Designed and implemented a portable, finger-worn device to assist children and individuals with dyslexia in reading. Assists the user by reading out the words to which the user points. Also has an added mode to to detect objects to which the used points. The following work is presented is this project:
- Designing and implementing the hardware of the device.
- Developing the Python codes for reading assistance, utilizing the
OpenCV
library for image processing and theTesseract OCR engine
to extract text from images. - Developing the Python codes for object recognition using the
YOLO algorithm
.
- Raspberry Pi (3 B+ model)
- Raspberry Pi Camera Module v2
- Camera mount (3D printed)
- Wrist casing for Raspberry Pi (3D printed)
- Speaker
Code: reader.py
The Python source code is run on the Raspberry Pi. OpenCV library is used to enhance the text in the image and the Pytesseract library (OCR engine wrapper) extracts text from images. The text is converted to speech by the gTTS library (Google Text-to-Speech). Represented pictorially as:
Code: deskew.py
To install OpenCV and numpy, run:
pip install opencv-python
pip install numpy
Certain image processing techniques need to be done, to obtain good results from OCR. Deskewing is the process of correcting the twists (skew) of the text in an image, rotating the image such that text is vertically aligned. It includes the following process.
- Image Loading & Grayscale Conversion: The image is loaded and converted to grayscale, simplifying processing by reducing it to a single channel.
- Inversion & Thresholding: The grayscale image is inverted to enhance contrast, and Otsu's thresholding is applied to create a binary image, clearly separating the foreground from the background.

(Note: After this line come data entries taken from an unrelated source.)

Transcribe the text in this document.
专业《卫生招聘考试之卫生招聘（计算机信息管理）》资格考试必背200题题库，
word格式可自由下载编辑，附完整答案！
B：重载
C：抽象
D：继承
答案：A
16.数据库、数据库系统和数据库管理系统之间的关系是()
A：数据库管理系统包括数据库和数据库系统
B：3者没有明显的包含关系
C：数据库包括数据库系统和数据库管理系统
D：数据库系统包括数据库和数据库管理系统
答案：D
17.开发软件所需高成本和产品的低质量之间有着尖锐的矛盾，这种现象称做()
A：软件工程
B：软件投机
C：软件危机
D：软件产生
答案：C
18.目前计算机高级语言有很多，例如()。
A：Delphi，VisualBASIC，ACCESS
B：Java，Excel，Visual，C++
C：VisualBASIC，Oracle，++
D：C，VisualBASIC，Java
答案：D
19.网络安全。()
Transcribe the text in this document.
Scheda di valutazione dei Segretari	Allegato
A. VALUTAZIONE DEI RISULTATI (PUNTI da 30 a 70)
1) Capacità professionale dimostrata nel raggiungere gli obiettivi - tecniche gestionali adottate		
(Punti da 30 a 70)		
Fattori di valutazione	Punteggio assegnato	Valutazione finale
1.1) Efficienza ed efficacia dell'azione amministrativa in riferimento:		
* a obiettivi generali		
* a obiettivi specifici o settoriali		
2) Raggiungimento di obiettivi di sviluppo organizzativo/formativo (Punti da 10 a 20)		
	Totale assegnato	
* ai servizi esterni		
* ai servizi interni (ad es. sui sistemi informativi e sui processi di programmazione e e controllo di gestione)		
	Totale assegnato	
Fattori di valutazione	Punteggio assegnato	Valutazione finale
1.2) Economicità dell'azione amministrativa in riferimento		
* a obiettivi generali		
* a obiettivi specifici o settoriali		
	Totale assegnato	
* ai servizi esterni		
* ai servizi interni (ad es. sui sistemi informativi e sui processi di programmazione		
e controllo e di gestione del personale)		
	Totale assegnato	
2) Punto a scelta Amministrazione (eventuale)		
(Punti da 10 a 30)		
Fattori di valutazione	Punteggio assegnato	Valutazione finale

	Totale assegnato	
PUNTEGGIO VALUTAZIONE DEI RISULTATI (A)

- Contour Extraction & Rectangle Calculation: Coordinates of the foreground pixels are extracted, and the minimum area rectangle that encloses these points is determined, providing information about the image's tilt.
- Angle Adjustment & Rotation: The angle of the rectangle is adjusted for manageable rotation, and a rotation matrix is created to deskew the image back to its straight position.
Code: sound.py
The text output by the OCR engine is converted to speech by the gTTS library (Google Text-to-Speech). Install packages,
pip install gtts
pip install playsound
Code: reader.py
-
Color Detection: Converts each frame to the HSV color space and creates a mask to isolate a specific color range using cv2.inRange(). This mask helps in filtering the image to highlight the finger or other objects of interest.
-
Contour Detection: After thresholding the mask to create a binary image, the code identifies contours using cv2.findContours(). This helps in detecting the finger in the image.
-
Finding the Tip of the Finger: The code calculates the lowest point of the largest contour, which represents the tip of the finger. It iterates through the contour points to determine the point with the minimum y-coordinate.
-
Tesseract OCR engine: Code: ocr.py
It is used to extract the text from th image. Pytesseract or Python-tesseract is an OCR tool for python that also serves as a wrapper for the Tesseract-OCR Engine. The distance between each of the word and finger tip is measured, and the one closest is read.
To install Tesseract OCR Engine:
For Windows: Download the Tesseract installer from the Github Link
For macOS:
brew install tesseract
For Ubuntu/Debian:
sudo apt-get update
sudo apt-get install tesseract-ocr
To install the python packages to use OCR engine, run:
pip install pytesseract
Code: Object_recognition.py & Object_detection.py
- The device has an added mode that helps the user in object recognition. Assists the user by identifying and playing the sound of the object's name.
- The object detection is done using the
Yolo algorithm
. To understand more about the Yolo algorithm refer: AlexeyAB/darknet
To use the codes Object_recognition.py & Object_detection.py implemented using the Yolo algorithm download the coco.names, yolov4-tiny.cfg and the yolov4-tiny.weights files from AlexeyAB/darknet
The code Object_detection.py detects all the objects in the image. But for assisting the user, the object to which the user points must be read. This is done in the code Object_recognition.py.
- Initialization and Model Setup: The code initializes the YOLOv4 model using the yolov4.weights and yolov4.cfg files. It reads class names from coco.names and sets up the webcam to capture live video frames.
- Object Detection and Preprocessing: Each frame from the webcam is preprocessed using cv2.dnn.blobFromImage(). The model performs a forward pass, generating bounding box coordinates, confidence scores, and class IDs for detected objects.
- Finding the Closest Object: The code calculates the distance from the center of the frame (at (width // 2, height // 2)) to the centers of all detected objects. It identifies the closest object by tracking the index with the minimum distance.
- Displaying Results and Triggering Sound: If a close object is detected, a bounding box is drawn around it, its label is displayed and the corresponding label sound is played.